Una proposta seria comporterebbe un piano per la chiusura del ciclo dei rifiuti in città. Chiariamoci: anch’io sono d’accordo che, nel frattempo, i rifiuti bisogna continuare a portarli all’estero. Ma sul lungo periodo va immaginata la presenza degli ecodistretti in città. Ed è qui che si crea il problema. Perché alla fine si scontenterà per forza qualcuno e si pagherà un prezzo dal punto di vista del consenso. È questo che i Cinquestelle non possono permettersi, perché la loro politica è finalizzata esclusivamente al consenso. È tutta una bolla mediatica. Un politico serio fa altro.
 
Cosa?
 
«Prevede gli ecodistretti, affronta la crisi di consenso ma al tempo stesso lega la Tari alla quantità di rifiuti indifferenziati prodotti in modo da incoraggiare la raccolta differenziata.

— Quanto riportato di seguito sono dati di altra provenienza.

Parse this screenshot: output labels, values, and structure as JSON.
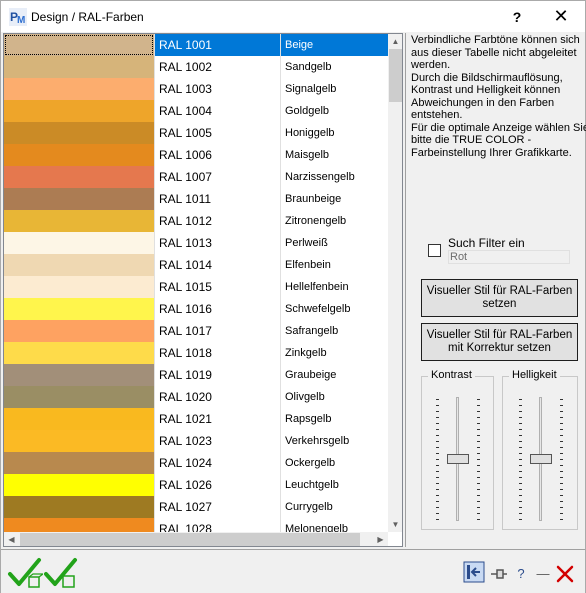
{
  "window": {
    "title": "Design / RAL-Farben",
    "help_label": "?",
    "close_label": "✕"
  },
  "colors": {
    "selection": "#0078d7",
    "accent_green": "#22a31a",
    "close_red": "#d20000"
  },
  "ral_list": {
    "rows": [
      {
        "code": "RAL 1001",
        "name": "Beige",
        "color": "#d1b48c",
        "selected": true
      },
      {
        "code": "RAL 1002",
        "name": "Sandgelb",
        "color": "#d6b47a"
      },
      {
        "code": "RAL 1003",
        "name": "Signalgelb",
        "color": "#fcad6e"
      },
      {
        "code": "RAL 1004",
        "name": "Goldgelb",
        "color": "#eea52a"
      },
      {
        "code": "RAL 1005",
        "name": "Honiggelb",
        "color": "#cb8b26"
      },
      {
        "code": "RAL 1006",
        "name": "Maisgelb",
        "color": "#e48a1e"
      },
      {
        "code": "RAL 1007",
        "name": "Narzissengelb",
        "color": "#e5784e"
      },
      {
        "code": "RAL 1011",
        "name": "Braunbeige",
        "color": "#ac7c53"
      },
      {
        "code": "RAL 1012",
        "name": "Zitronengelb",
        "color": "#e8b636"
      },
      {
        "code": "RAL 1013",
        "name": "Perlweiß",
        "color": "#fdf6e6"
      },
      {
        "code": "RAL 1014",
        "name": "Elfenbein",
        "color": "#efd8b2"
      },
      {
        "code": "RAL 1015",
        "name": "Hellelfenbein",
        "color": "#fcebd1"
      },
      {
        "code": "RAL 1016",
        "name": "Schwefelgelb",
        "color": "#fff54c"
      },
      {
        "code": "RAL 1017",
        "name": "Safrangelb",
        "color": "#fea261"
      },
      {
        "code": "RAL 1018",
        "name": "Zinkgelb",
        "color": "#fedb4a"
      },
      {
        "code": "RAL 1019",
        "name": "Graubeige",
        "color": "#a28f79"
      },
      {
        "code": "RAL 1020",
        "name": "Olivgelb",
        "color": "#9a8e64"
      },
      {
        "code": "RAL 1021",
        "name": "Rapsgelb",
        "color": "#f9b91f"
      },
      {
        "code": "RAL 1023",
        "name": "Verkehrsgelb",
        "color": "#fbba24"
      },
      {
        "code": "RAL 1024",
        "name": "Ockergelb",
        "color": "#b8894e"
      },
      {
        "code": "RAL 1026",
        "name": "Leuchtgelb",
        "color": "#ffff01"
      },
      {
        "code": "RAL 1027",
        "name": "Currygelb",
        "color": "#9e7a22"
      },
      {
        "code": "RAL 1028",
        "name": "Melonengelb",
        "color": "#ef8a1f"
      }
    ]
  },
  "info_text": {
    "lines": [
      "Verbindliche Farbtöne können sich",
      "aus dieser Tabelle nicht abgeleitet",
      "werden.",
      "Durch die Bildschirmauflösung,",
      "Kontrast und Helligkeit können",
      "Abweichungen in den Farben",
      "entstehen.",
      "Für die optimale Anzeige wählen Sie",
      "bitte die TRUE COLOR -",
      "Farbeinstellung Ihrer Grafikkarte."
    ]
  },
  "filter": {
    "checkbox_label": "Such Filter ein",
    "value": "Rot",
    "checked": false
  },
  "buttons": {
    "style_label": "Visueller Stil für RAL-Farben setzen",
    "style_correction_label": "Visueller Stil für RAL-Farben mit Korrektur setzen"
  },
  "sliders": {
    "contrast_label": "Kontrast",
    "brightness_label": "Helligkeit",
    "contrast_level": 0.5,
    "brightness_level": 0.5
  },
  "bottom_toolbar": {
    "ok_icon": "check-icon",
    "ok_apply_icon": "check-apply-icon",
    "tool_icons": [
      "panel-toggle-icon",
      "pin-icon",
      "help-icon",
      "minimize-icon",
      "close-icon"
    ],
    "help_label": "?",
    "minimize_label": "—"
  }
}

Poi, una volta ottenuta la chiusura del ciclo, trova il modo di trasformare l’immondizia in una risorsa economica e col ricavato abbassa ulteriormente la tariffa sulla raccolta. Certo, è un progetto a lunga scadenza e andava avviato subito. I Cinquestelle sono già in ritardo».
 
Chiudiamo con una nota amara. Cosa pensa delle ultime rivelazioni su Gianfranco Fini?
 
Sono veramente in difficoltà perché stavolta si è andati molto oltre il tema del tradimento dei valori. Fare affari loschi col gioco d’azzardo è la negazione di tutto quello che abbiamo rappresentato. È una situazione difficile per l’affetto che abbiamo portato a Fini e perché fino a qualche tempo fa gli accreditavamo solo gli errori che si fanno in politica. Sono molto in difficoltà… non capisco come chi viene da quella storia possa finire in questo modo. Per me è impensabile».
 
La questione di Fini ci porta al patrimonio della Fondazione An. Come va gestito? Come evitare che in futuro ci siano altre case di Montecarlo?
 
Facciamo chiarezza. Quel patrimonio serve a far vivere le idee della destra italiana culturalmente. Non può essere utilizzato per fondare nuovi partiti come qualcuno in passato ha pensato di fare. La Fondazione An deve fare la fondazione, e non sempre ci è riuscita. Penso al caso di Almerigo Grilz, uno straordinario reporter scomparso trent’anni fa dimenticato dai grandi media perché era missino. Ha avuto una vita eccezionale che l’Italia non conosce, eppure la Fondazione non ha organizzato nulla per ricordarlo. Per adempiere meglio al suo compito questo ente dovrebbe rieleggere il suo cda, anche per superare una situazione che fotografa la geografia politica di An all’epoca dello scioglimento, otto anni fa. Purtroppo sembra un passaggio complicatissimo. Anche a me piacerebbe avere a disposizione un think-tank che sui temi del nostro tempo mi aiutino a leggere la società. Potrebbe utilizzarlo chiunque all’interno della Fondazione. Purtroppo siamo sempre bloccati.